The Aptos Foundation has proposed a major overhaul of its tokenomics, shifting from an inflationary bootstrapping model to a performance-driven framework. APT traded near $0.88, down 4.5% on the day, continuing a broader downtrend from late-2025 highs. The plan introduces a hard supply cap of 2.1 billion tokens and will nearly halve annual staking rewards.
Aptos has announced a sweeping overhaul of its tokenomics, pivoting away from inflation-heavy incentives. The network is now transitioning toward supporting institutional-grade, high-throughput applications.
APT recently traded near $0.88, marking a 4.5% daily decline. This price action continues a broader downtrend where the token has lost more than half its value from late-2025 highs.

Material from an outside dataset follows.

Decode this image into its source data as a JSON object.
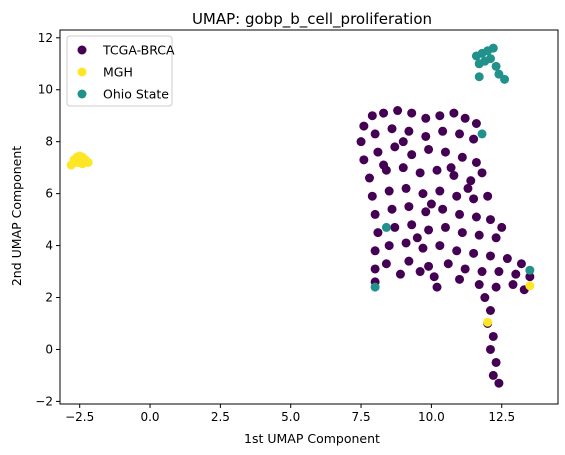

The foundation stated that its initial subsidy-heavy emissions phase, designed to bootstrap infrastructure, is now ending. According to the foundation, the proposed reforms aim to formalize this transition.

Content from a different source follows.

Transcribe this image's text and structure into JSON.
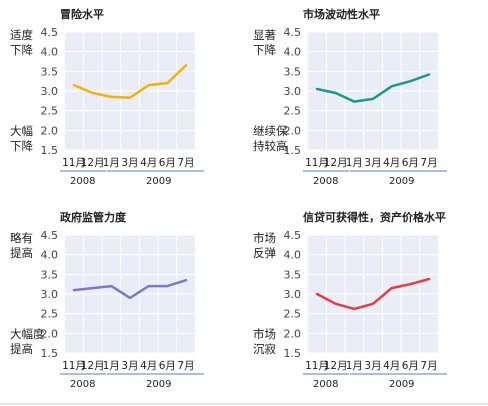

With 1.196 billion APT currently circulating, a major supply inflection point arrives in October 2026. Annual unlocks will be cut by roughly 60% as early investor vesting concludes.
Central to the proposal is a plan to reduce annual staking rewards from 5.19% to 2.6%. The foundation says it will also explore a redesigned staking framework to reward longer commitments.

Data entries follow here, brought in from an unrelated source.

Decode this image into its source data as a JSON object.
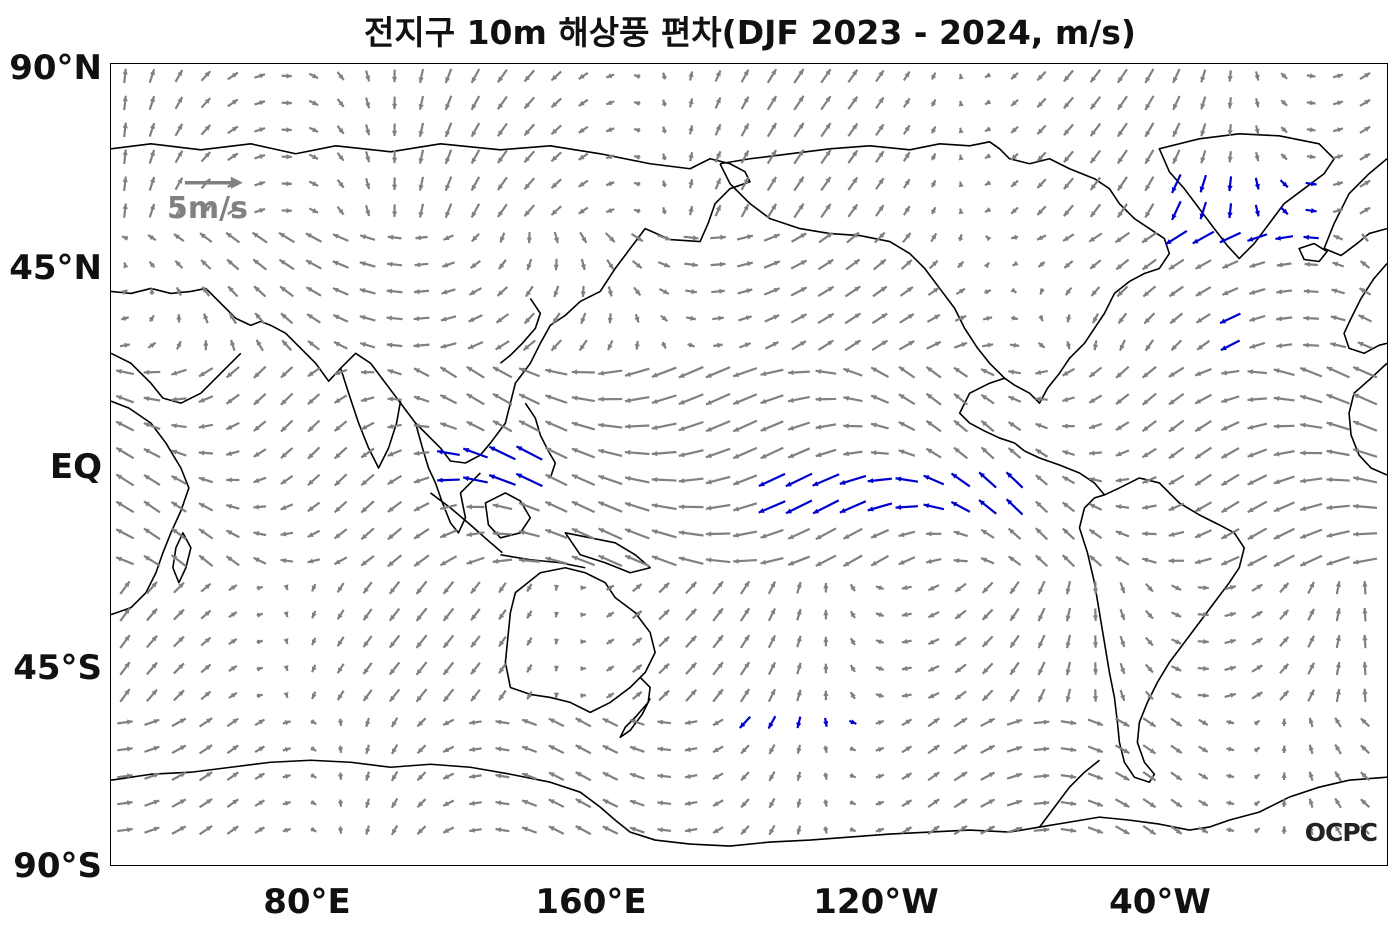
{
  "title": "전지구 10m 해상풍 편차(DJF 2023 - 2024, m/s)",
  "map": {
    "lat_labels": [
      "90°N",
      "45°N",
      "EQ",
      "45°S",
      "90°S"
    ],
    "lon_labels": [
      "80°E",
      "160°E",
      "120°W",
      "40°W"
    ],
    "reference_vector": {
      "label": "5m/s",
      "magnitude": 5,
      "unit": "m/s"
    },
    "colors": {
      "normal_vector": "#808080",
      "significant_vector": "#0000cc",
      "coastline": "#000000"
    },
    "logo": "OCPC"
  }
}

For the first time, Aptos plans to set a protocol-level hard cap of 2.1 billion APT. This leaves 904 million tokens, about 43% of the total cap, available for future staking rewards.
In parallel, the foundation will permanently lock and stake 210 million APT, roughly 18% of today’s circulating supply. These tokens will never be sold, effectively removing them from liquid circulation.
Despite the scale of the changes, APT’s price has continued to slide with weak momentum into mid-February. Trading data suggests the market is currently prioritizing broader risk conditions.
The foundation positions the update as a long-duration shift rather than an immediate price catalyst. The market has yet to price in the proposed long-term supply tightening.